Engravable 5-inch Solid Brass Abney Level
Dimensions & Weight:
5 inches (12.7 cm) long (telescope collapsed), 1 1/4 inches (3.2 cm) wide, 2 1/4 inches (5.7 cm) tall
7 1/8 inches (18.1 cm) long when telescope fully extended
6.3 ounces (179 grams)
Name after Captain William Abney of the School of Engineering in Chatham, England
Used to measure the vertical angle or inclination
Also referred to as an Angle Sextant
This is a solid brass reproduction of an Abney Level. The Abney level is named after Captain William Abney of the School of Engineering in Chatham, England. Also referred to as an Angle Sextant, the Abney level is used to measure the vertical angle or inclination. It consists of a telescope and an adjustable tubular spirit level which is connected to a vertical scale marked in both slope and degrees. When viewing through the eyepiece, there is a horizontal index line that is aligned over the object being measured, and adjacent to the object is a reflected image of the tubular spirit level as viewed from underneath. The level is adjusted until the bubble is centered and aligned to the horizontal index line. The angle of inclination or declination is then read from the vernier scale.
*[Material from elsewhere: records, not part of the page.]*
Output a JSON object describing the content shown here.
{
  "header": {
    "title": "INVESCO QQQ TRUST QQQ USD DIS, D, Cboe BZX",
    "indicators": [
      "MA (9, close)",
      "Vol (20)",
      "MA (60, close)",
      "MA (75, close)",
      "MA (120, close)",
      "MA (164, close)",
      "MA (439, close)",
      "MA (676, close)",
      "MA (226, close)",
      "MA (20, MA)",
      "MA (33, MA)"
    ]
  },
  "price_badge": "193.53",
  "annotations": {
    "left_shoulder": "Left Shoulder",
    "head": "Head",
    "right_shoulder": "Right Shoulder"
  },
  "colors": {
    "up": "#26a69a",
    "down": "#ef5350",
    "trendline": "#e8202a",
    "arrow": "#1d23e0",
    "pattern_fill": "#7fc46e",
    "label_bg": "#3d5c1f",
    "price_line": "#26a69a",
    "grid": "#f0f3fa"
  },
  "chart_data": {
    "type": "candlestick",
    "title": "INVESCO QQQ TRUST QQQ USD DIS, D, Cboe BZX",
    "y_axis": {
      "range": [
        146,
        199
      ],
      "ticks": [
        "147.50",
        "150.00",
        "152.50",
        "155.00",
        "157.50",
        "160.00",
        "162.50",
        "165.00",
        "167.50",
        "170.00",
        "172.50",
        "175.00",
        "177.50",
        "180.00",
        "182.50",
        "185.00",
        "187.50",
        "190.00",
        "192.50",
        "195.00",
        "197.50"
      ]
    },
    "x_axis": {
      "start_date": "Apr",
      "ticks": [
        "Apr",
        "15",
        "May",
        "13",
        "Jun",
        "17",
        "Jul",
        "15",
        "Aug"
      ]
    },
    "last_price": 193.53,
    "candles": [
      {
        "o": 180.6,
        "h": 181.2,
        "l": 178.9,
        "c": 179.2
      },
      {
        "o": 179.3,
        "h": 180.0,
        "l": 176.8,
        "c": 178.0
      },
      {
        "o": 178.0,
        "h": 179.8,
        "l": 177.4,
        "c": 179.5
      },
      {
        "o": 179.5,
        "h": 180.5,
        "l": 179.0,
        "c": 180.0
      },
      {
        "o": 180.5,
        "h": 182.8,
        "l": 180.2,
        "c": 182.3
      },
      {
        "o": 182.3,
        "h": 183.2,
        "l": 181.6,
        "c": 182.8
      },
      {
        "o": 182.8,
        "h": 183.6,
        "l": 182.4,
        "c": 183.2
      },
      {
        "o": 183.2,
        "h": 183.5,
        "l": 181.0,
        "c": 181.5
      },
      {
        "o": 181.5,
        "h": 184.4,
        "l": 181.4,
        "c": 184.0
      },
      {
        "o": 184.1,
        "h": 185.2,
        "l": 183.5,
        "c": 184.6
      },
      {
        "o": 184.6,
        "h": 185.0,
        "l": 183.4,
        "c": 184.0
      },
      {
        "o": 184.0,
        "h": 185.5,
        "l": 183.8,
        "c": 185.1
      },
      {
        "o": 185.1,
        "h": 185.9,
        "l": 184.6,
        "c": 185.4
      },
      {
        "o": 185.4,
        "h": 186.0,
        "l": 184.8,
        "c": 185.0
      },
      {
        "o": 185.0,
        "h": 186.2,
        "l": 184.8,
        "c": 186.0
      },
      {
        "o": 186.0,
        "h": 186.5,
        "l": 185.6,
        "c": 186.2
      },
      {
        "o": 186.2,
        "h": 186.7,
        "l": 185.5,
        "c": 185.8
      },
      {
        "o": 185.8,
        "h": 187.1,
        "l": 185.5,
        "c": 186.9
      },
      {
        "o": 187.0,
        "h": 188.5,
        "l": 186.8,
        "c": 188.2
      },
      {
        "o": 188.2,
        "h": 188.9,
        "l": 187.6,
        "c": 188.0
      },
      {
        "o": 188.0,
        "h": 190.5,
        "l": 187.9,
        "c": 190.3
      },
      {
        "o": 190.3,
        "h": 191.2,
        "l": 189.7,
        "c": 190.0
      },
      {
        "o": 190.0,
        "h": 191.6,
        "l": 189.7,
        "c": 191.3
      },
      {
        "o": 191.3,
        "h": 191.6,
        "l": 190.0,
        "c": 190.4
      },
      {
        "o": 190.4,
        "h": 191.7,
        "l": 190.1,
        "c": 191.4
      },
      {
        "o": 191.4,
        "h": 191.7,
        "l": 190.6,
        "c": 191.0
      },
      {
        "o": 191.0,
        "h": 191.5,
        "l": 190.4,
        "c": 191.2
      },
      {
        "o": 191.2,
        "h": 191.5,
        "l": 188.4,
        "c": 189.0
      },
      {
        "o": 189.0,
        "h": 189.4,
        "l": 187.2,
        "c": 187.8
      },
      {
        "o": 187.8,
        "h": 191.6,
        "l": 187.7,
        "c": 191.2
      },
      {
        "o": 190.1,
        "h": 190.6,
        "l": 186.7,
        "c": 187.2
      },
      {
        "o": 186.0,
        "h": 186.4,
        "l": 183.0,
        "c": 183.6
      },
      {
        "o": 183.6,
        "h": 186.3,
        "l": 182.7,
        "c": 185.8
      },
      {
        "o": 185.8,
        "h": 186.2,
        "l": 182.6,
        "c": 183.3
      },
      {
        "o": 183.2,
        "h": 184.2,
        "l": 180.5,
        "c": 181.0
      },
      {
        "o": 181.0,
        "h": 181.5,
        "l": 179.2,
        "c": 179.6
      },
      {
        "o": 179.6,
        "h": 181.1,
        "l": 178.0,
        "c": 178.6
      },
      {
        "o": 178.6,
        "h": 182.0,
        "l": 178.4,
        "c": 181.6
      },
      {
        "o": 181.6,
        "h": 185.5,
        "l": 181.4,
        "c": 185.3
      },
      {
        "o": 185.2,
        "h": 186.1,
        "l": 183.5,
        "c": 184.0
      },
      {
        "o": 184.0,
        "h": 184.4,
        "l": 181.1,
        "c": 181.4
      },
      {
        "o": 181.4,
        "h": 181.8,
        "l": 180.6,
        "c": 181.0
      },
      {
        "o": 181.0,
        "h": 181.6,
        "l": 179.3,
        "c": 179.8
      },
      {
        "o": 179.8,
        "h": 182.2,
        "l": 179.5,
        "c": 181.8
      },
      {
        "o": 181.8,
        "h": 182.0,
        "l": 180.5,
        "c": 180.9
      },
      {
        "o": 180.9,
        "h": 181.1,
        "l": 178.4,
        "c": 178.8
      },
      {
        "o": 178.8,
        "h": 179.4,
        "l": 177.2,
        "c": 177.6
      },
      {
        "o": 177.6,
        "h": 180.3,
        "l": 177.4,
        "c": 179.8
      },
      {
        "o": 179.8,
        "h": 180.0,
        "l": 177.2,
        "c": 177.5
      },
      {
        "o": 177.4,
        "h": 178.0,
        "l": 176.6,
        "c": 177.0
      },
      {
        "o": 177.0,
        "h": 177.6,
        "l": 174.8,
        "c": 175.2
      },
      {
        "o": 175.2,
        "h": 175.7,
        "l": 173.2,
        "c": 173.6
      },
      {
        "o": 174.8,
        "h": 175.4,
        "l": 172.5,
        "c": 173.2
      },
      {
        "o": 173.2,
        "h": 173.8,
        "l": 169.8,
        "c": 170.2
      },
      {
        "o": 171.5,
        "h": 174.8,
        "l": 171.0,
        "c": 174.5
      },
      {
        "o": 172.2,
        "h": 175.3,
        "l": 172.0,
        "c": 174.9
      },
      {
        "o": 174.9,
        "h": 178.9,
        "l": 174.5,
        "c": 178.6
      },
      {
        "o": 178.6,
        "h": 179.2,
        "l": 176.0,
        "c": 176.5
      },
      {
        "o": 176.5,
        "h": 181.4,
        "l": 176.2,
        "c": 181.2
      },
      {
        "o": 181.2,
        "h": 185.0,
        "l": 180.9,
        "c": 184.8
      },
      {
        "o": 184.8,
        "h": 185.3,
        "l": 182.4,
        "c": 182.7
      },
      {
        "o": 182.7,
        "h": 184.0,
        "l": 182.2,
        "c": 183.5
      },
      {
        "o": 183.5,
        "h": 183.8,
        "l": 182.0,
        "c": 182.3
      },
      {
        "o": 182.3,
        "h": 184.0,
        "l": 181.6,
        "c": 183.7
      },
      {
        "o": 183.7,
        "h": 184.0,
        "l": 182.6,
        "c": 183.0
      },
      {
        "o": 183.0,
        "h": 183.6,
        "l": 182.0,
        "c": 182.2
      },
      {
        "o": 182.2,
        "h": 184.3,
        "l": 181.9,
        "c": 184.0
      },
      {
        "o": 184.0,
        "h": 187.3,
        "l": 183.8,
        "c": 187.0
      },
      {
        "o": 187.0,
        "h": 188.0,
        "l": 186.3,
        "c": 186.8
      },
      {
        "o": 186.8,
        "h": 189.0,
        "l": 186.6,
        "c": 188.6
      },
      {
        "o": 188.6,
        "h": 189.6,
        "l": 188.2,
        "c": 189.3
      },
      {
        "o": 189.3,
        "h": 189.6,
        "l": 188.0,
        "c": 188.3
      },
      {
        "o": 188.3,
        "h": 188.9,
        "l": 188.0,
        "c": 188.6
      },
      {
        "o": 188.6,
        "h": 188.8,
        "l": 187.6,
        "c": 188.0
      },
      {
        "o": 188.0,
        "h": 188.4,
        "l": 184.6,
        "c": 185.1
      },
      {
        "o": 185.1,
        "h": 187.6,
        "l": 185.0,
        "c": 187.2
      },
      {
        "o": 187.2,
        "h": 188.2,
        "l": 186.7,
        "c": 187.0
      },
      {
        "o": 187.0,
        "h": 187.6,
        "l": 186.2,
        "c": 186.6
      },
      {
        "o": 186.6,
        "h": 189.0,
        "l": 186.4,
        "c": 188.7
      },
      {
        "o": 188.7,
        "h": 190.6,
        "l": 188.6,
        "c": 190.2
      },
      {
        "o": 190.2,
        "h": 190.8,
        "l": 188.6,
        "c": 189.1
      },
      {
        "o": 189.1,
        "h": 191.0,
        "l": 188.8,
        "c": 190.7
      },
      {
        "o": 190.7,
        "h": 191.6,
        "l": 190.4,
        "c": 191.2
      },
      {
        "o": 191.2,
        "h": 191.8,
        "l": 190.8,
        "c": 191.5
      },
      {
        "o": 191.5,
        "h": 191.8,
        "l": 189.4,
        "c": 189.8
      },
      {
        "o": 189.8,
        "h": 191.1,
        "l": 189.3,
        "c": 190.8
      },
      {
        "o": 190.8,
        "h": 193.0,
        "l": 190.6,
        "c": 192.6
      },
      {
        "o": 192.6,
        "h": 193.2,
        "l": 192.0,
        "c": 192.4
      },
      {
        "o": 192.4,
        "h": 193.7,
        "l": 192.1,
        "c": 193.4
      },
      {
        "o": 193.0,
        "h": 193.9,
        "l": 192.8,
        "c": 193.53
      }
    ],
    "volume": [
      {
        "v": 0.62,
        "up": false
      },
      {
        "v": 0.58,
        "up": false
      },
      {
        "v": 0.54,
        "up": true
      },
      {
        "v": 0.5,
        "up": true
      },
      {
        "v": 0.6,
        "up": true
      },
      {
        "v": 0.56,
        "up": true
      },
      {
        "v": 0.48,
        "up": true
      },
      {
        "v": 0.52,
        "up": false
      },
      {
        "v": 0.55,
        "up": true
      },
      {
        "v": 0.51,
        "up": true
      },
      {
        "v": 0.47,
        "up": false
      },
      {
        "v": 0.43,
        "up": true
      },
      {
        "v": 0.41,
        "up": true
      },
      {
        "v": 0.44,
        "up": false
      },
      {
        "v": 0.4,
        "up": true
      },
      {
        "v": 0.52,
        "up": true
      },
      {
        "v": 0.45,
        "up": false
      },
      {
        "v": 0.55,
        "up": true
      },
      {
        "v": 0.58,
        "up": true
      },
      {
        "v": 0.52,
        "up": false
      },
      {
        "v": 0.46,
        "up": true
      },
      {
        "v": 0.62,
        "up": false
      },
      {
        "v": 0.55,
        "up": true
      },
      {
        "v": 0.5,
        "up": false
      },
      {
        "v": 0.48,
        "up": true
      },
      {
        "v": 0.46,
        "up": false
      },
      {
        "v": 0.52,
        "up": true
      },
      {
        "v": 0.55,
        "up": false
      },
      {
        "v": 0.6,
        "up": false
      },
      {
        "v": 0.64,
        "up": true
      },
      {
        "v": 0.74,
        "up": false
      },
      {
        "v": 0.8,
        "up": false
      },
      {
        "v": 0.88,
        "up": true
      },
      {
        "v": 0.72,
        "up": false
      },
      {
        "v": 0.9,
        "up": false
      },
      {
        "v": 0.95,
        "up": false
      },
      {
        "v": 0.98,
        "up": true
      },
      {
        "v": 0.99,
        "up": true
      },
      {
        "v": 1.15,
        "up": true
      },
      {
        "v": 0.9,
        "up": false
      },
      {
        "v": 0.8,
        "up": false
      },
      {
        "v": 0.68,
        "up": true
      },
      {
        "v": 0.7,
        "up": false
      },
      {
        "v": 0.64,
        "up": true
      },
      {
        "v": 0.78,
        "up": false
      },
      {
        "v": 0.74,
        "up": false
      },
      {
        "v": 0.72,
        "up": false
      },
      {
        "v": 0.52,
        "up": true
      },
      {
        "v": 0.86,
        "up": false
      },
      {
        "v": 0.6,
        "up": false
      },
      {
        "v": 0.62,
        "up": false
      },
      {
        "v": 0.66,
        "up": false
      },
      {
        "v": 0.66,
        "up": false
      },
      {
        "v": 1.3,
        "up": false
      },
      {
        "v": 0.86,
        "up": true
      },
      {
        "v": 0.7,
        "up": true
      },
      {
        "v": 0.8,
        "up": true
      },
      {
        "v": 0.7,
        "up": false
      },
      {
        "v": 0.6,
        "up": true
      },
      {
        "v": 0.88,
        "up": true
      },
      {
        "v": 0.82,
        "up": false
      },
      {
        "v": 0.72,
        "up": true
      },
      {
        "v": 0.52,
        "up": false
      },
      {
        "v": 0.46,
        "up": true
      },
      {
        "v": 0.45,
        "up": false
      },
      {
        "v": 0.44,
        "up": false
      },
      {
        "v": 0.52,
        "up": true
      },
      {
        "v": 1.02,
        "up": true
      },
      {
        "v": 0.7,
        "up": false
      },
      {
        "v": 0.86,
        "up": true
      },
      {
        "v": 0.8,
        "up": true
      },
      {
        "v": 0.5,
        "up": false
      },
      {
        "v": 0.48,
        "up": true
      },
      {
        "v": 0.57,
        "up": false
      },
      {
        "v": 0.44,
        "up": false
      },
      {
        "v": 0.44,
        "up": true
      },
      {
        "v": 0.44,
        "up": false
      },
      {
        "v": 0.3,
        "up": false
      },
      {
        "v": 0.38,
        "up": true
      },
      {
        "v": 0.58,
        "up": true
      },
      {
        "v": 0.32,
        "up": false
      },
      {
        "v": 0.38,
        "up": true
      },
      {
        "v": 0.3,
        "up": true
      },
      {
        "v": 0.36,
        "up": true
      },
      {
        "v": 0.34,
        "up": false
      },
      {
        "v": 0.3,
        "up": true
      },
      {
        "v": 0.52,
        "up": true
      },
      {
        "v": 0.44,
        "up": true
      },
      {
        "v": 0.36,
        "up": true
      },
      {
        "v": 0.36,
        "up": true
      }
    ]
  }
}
This Abney Level is 5 inches (12.7 cm) long and 7 1/8 inches (18.1 cm) when the 1-power telescope is extended. The level has a 1 1/4 inch (3.2 cm) radius scale with a magnifier to assist in reading the vernier. The spirit level has two adjustment screws. The Abney Level measures 2 1/4 inches (5.7 cm) tall, 1 1/4 inches (3.2 cm) thick, and weighs 6.3 ounces (179 grams). The side of the level is engraved "Stanley London." This antique reproduction Abney Level is fully functional but is not certified accurate.